Let’s think about Dick’s Sporting Goods (Dick’s) again. Think about accountants reporting what Dick’s has, where Dick’s got its money, and what Dick’s has been doing to create value. Is Dick’s earning net income or loss? What resources did Dick’s need to operate? Think about the business of Dick’s.

Return to Dick’s website at www.dickssportinggoods.com. At the bottom of the page, click on “Investor Relations.” The Investor Relations section of Dick’s website contains a lot of information shareholders (also called stockholders) want and need. Next, click on “Financial Information,” and then click on “Annual Reports & Proxy.” Finally, click on “2016 Annual Report.” Dick’s financial statements contain a lot of information. The financial statements are a part of the annual report. Look at Dick’s 2016 financial statements contained in its 2016 annual report (for the year ended January 28, 2017). On page 40, you’ll find Dick’s income statement for the year ending January 28, 2017 (called the Consolidated Statements of Income). On page 42, you’ll find Dick’s balance sheet as of January 28, 2017 On page 43, you’ll find Dick’s statement of retained earnings for the year ending January 28, 2017. It’s a part of Dick’s statement titled Consolidated Statements of Changes in Stockholders’ Equity. Look at the 2016 income statement (for the year ended January 28, 2017) and balance sheet (January 28, 2017) of Dick’s and answer the following questions:

1. What would happen to Dick’s balance sheet if it borrowed $50 million in cash from a bank?

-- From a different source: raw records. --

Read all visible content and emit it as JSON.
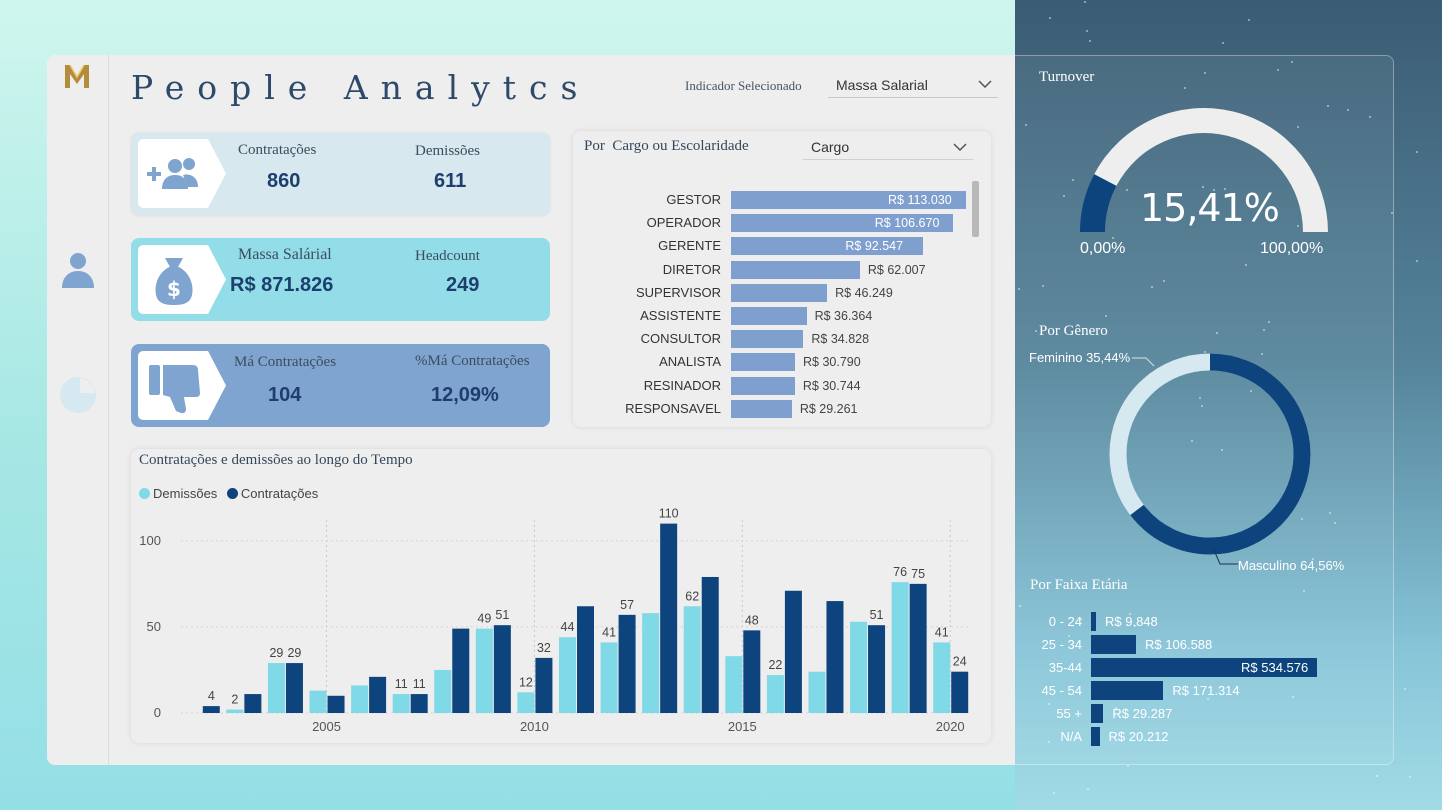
{
  "header": {
    "title": "People Analytcs",
    "indicator_label": "Indicador Selecionado",
    "indicator_value": "Massa Salarial"
  },
  "kpis": {
    "hires_label": "Contratações",
    "hires_value": "860",
    "fires_label": "Demissões",
    "fires_value": "611",
    "payroll_label": "Massa Salárial",
    "payroll_value": "R$ 871.826",
    "headcount_label": "Headcount",
    "headcount_value": "249",
    "bad_hires_label": "Má Contratações",
    "bad_hires_value": "104",
    "bad_hires_pct_label": "%Má Contratações",
    "bad_hires_pct_value": "12,09%"
  },
  "cargo": {
    "title_prefix": "Por",
    "title": "Cargo ou Escolaridade",
    "select_value": "Cargo",
    "rows": [
      {
        "label": "GESTOR",
        "value": 113030,
        "text": "R$ 113.030"
      },
      {
        "label": "OPERADOR",
        "value": 106670,
        "text": "R$ 106.670"
      },
      {
        "label": "GERENTE",
        "value": 92547,
        "text": "R$ 92.547"
      },
      {
        "label": "DIRETOR",
        "value": 62007,
        "text": "R$ 62.007"
      },
      {
        "label": "SUPERVISOR",
        "value": 46249,
        "text": "R$ 46.249"
      },
      {
        "label": "ASSISTENTE",
        "value": 36364,
        "text": "R$ 36.364"
      },
      {
        "label": "CONSULTOR",
        "value": 34828,
        "text": "R$ 34.828"
      },
      {
        "label": "ANALISTA",
        "value": 30790,
        "text": "R$ 30.790"
      },
      {
        "label": "RESINADOR",
        "value": 30744,
        "text": "R$ 30.744"
      },
      {
        "label": "RESPONSAVEL",
        "value": 29261,
        "text": "R$ 29.261"
      }
    ]
  },
  "turnover": {
    "title": "Turnover",
    "value": 15.41,
    "value_text": "15,41%",
    "min_text": "0,00%",
    "max_text": "100,00%"
  },
  "gender": {
    "title": "Por Gênero",
    "feminino_text": "Feminino 35,44%",
    "masculino_text": "Masculino 64,56%",
    "feminino": 35.44,
    "masculino": 64.56
  },
  "age": {
    "title": "Por Faixa Etária",
    "rows": [
      {
        "label": "0 - 24",
        "value": 9848,
        "text": "R$ 9.848"
      },
      {
        "label": "25 - 34",
        "value": 106588,
        "text": "R$ 106.588"
      },
      {
        "label": "35-44",
        "value": 534576,
        "text": "R$ 534.576"
      },
      {
        "label": "45 - 54",
        "value": 171314,
        "text": "R$ 171.314"
      },
      {
        "label": "55 +",
        "value": 29287,
        "text": "R$ 29.287"
      },
      {
        "label": "N/A",
        "value": 20212,
        "text": "R$ 20.212"
      }
    ]
  },
  "colors": {
    "demissoes": "#7fd9e6",
    "contratacoes": "#0d447e",
    "cargo_bar": "#7f9fcf",
    "gauge_fill": "#0d447e",
    "gauge_track": "#efeeee"
  },
  "timeline": {
    "title": "Contratações e demissões ao longo do Tempo",
    "legend_demissoes": "Demissões",
    "legend_contratacoes": "Contratações"
  },
  "chart_data": {
    "type": "bar",
    "title": "Contratações e demissões ao longo do Tempo",
    "x": [
      2002,
      2003,
      2004,
      2005,
      2006,
      2007,
      2008,
      2009,
      2010,
      2011,
      2012,
      2013,
      2014,
      2015,
      2016,
      2017,
      2018,
      2019,
      2020
    ],
    "x_ticks": [
      "2005",
      "2010",
      "2015",
      "2020"
    ],
    "y_ticks": [
      "0",
      "50",
      "100"
    ],
    "ylim": [
      0,
      115
    ],
    "series": [
      {
        "name": "Demissões",
        "values": [
          0,
          2,
          29,
          13,
          16,
          11,
          25,
          49,
          12,
          44,
          41,
          58,
          62,
          33,
          22,
          24,
          53,
          76,
          41
        ],
        "labels": [
          "",
          "2",
          "29",
          "",
          "",
          "11",
          "",
          "49",
          "12",
          "44",
          "41",
          "",
          "62",
          "",
          "22",
          "",
          "",
          "76",
          "41"
        ]
      },
      {
        "name": "Contratações",
        "values": [
          4,
          11,
          29,
          10,
          21,
          11,
          49,
          51,
          32,
          62,
          57,
          110,
          79,
          48,
          71,
          65,
          51,
          75,
          24
        ],
        "labels": [
          "4",
          "",
          "29",
          "",
          "",
          "11",
          "",
          "51",
          "32",
          "",
          "57",
          "110",
          "",
          "48",
          "",
          "",
          "51",
          "75",
          "24"
        ]
      }
    ]
  }
}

2. What would happen to Dick’s balance sheet if it built a new store costing $50 million in cash?

3. What would happen to Dick’s income statement and balance sheet if it had a big sale, increasing net income by $10 million, which all ended up as cash?

4. What would happen to Dick’s income statement and balance sheet if it hired more employees? The salaries of these employees cost Dick’s $1 million, paid in cash. The extra employees did not create any extra net income. (Do not consider taxes in your answer.)